This time I started out pretty calm (if you call racing for the phone calm) but got progressively more wigged out as I kept reaching the same voice-mail greeting, like the Jon Favreau character in "Swingers." Between noon and 4 p.m. I probably placed 50 calls. I left two messages for the same person, whose greeting promised a call-back by 5. I finally figured out that if you I played dumb with the voice-mail menu and acted as if I didn't know my doctor's name I actually get to talk to a real person — who then sent me to the voice mail of a different customer-care representative. I left only one message for her.

Finally I caught the real person pre-transfer and said, "You know, the person you transfer me to doesn't answer her phone." Real Person was very nice and said she'd see what she could do about pulling up my record.

As much as I hate on-hold music — and, even worse, the "Your call is very important to us" recording — I do want some feedback while on hold. Otherwise, as I did on Monday, I'm sure I've been cut off and I brace for the "DO-DO-DOOO! If you'd LIKE to make a call, please hang up and try again. If you NEED help, hang up and then dial the operator."

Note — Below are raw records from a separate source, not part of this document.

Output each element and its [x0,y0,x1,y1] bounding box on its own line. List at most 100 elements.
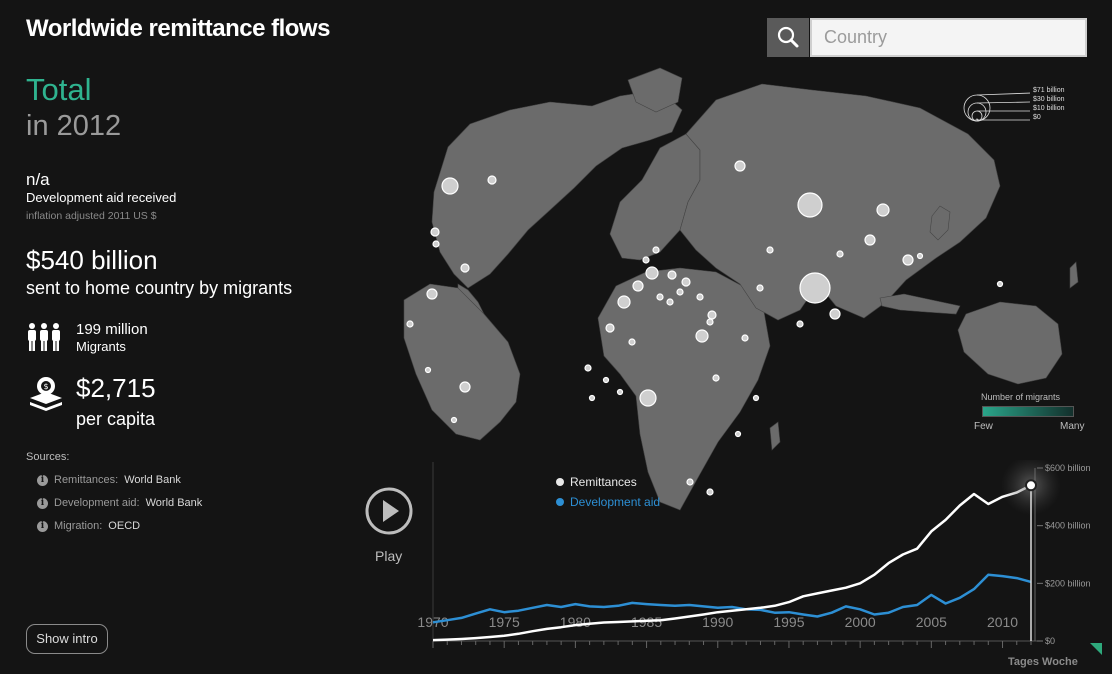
country-bubble[interactable] [734,430,742,438]
migrants-legend-few: Few [974,421,993,432]
country-bubble[interactable] [752,394,760,402]
country-bubble[interactable] [712,374,720,382]
country-bubble[interactable] [441,177,459,195]
country-bubble[interactable] [686,478,694,486]
country-bubble[interactable] [642,256,650,264]
country-bubble[interactable] [741,334,749,342]
country-bubble[interactable] [652,246,660,254]
country-bubble[interactable] [632,280,644,292]
play-icon [365,487,413,535]
money-icon: $ [26,376,66,419]
country-bubble[interactable] [487,175,497,185]
australia[interactable] [957,301,1063,385]
country-bubble[interactable] [584,364,592,372]
play-label: Play [375,548,403,564]
country-bubble[interactable] [645,266,659,280]
migrants-legend-title: Number of migrants [981,392,1061,402]
europe[interactable] [609,133,701,261]
japan[interactable] [929,205,951,241]
migrants-legend-many: Many [1060,421,1085,432]
y-tick-label: $400 billion [1045,521,1091,531]
country-bubble[interactable] [829,308,841,320]
y-tick-label: $600 billion [1045,463,1091,473]
y-tick-label: $200 billion [1045,578,1091,588]
source-link[interactable]: OECD [108,520,141,532]
country-bubble[interactable] [996,280,1004,288]
country-bubble[interactable] [864,234,876,246]
legend-development-aid[interactable]: Development aid [556,495,660,509]
country-bubble[interactable] [706,488,714,496]
country-bubble[interactable] [799,272,831,304]
country-bubble[interactable] [681,277,691,287]
source-migration[interactable]: i Migration: OECD [37,520,140,532]
country-bubble[interactable] [430,227,440,237]
series-line-remittances [432,484,1032,642]
country-bubble[interactable] [902,254,914,266]
asia[interactable] [679,83,1001,321]
country-bubble[interactable] [676,288,684,296]
search-button[interactable] [767,18,809,57]
country-bubble[interactable] [696,293,704,301]
madagascar[interactable] [769,421,781,451]
series-line-development-aid [432,573,1032,624]
search-icon [777,26,799,48]
country-bubble[interactable] [916,252,924,260]
north-america[interactable] [431,89,683,289]
migrants-value: 199 million [76,321,148,338]
country-bubble[interactable] [459,381,471,393]
south-america[interactable] [403,283,521,441]
country-bubble[interactable] [426,288,438,300]
world-map[interactable] [286,62,1100,527]
country-bubble[interactable] [602,376,610,384]
country-bubble[interactable] [424,366,432,374]
source-development-aid[interactable]: i Development aid: World Bank [37,497,202,509]
country-bubble[interactable] [734,160,746,172]
country-bubble[interactable] [605,323,615,333]
legend-remittances[interactable]: Remittances [556,475,637,489]
country-bubble[interactable] [876,203,890,217]
migrants-legend-gradient [982,406,1074,417]
play-button[interactable] [364,486,414,541]
remittance-bubbles [286,160,1004,496]
country-bubble[interactable] [588,394,596,402]
country-bubble[interactable] [706,318,714,326]
show-intro-button[interactable]: Show intro [26,624,108,654]
country-bubble[interactable] [656,293,664,301]
country-bubble[interactable] [667,270,677,280]
brand-flag [1090,643,1102,655]
migrants-label: Migrants [76,339,126,354]
indonesia[interactable] [879,293,961,315]
country-search-input[interactable] [810,18,1087,57]
size-legend-label: $71 billion [1033,87,1065,94]
greenland[interactable] [627,67,683,113]
country-bubble[interactable] [639,389,657,407]
country-bubble[interactable] [797,192,823,218]
remittance-value: $540 billion [26,245,158,275]
country-bubble[interactable] [450,416,458,424]
country-bubble[interactable] [707,310,717,320]
new-zealand[interactable] [1069,261,1079,289]
per-capita-label: per capita [76,409,156,429]
country-bubble[interactable] [617,295,631,309]
country-bubble[interactable] [616,388,624,396]
country-bubble[interactable] [628,338,636,346]
total-label: Total [26,72,92,107]
country-bubble[interactable] [460,263,470,273]
country-bubble[interactable] [432,240,440,248]
source-link[interactable]: World Bank [124,474,181,486]
country-bubble[interactable] [756,284,764,292]
country-bubble[interactable] [766,246,774,254]
info-icon: i [37,474,48,486]
country-bubble[interactable] [666,298,674,306]
country-bubble[interactable] [836,250,844,258]
africa[interactable] [597,267,771,511]
size-legend-label: $0 [1033,114,1041,121]
country-bubble[interactable] [796,320,804,328]
source-remittances[interactable]: i Remittances: World Bank [37,474,181,486]
country-bubble[interactable] [406,320,414,328]
current-year-handle[interactable] [1025,479,1037,492]
country-bubble[interactable] [695,329,709,343]
year-label: in 2012 [26,110,122,142]
timeline-chart[interactable]: 1970 1975 1980 1985 1990 1995 2000 2005 2010 $0 $2… [400,455,1100,655]
source-link[interactable]: World Bank [145,497,203,509]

But eventually Real Person came back on the line to say she hadn't forgotten about me. Then she went away for another good long time. When she came back, she said it appeared that the bill had been sent in error. I thanked her and hurried to get dressed, as it was past time to leave for work.

As I became really late for work, the phone rang. It was customer-care rep No. 2. Her reading of the situation was that my insurer had rejected a charge but failed to say why. She said she'd get back to me.

Amazingly, she got back to me. In a short, to-the-point voice-mail message, she said the bill had been sent in error.

Again it was a happy ending, but it provided more evidence for my suspicion that, especially in slow economic times, managed-care companies and their accomplices conveniently send out bills that might get challenged but might just as probably get paid. Spend 100 stamps on fraudulent 80-buck bills and you need only one sucker to turn a nice profit.

After the '80s boom, my insurer did this to me over and over. It was even sneakier, sending out things that looked like bills but really weren't. No fraud there! I've changed jobs a couple of times since then, and my new insurers didn't do that. Until now. Hmm.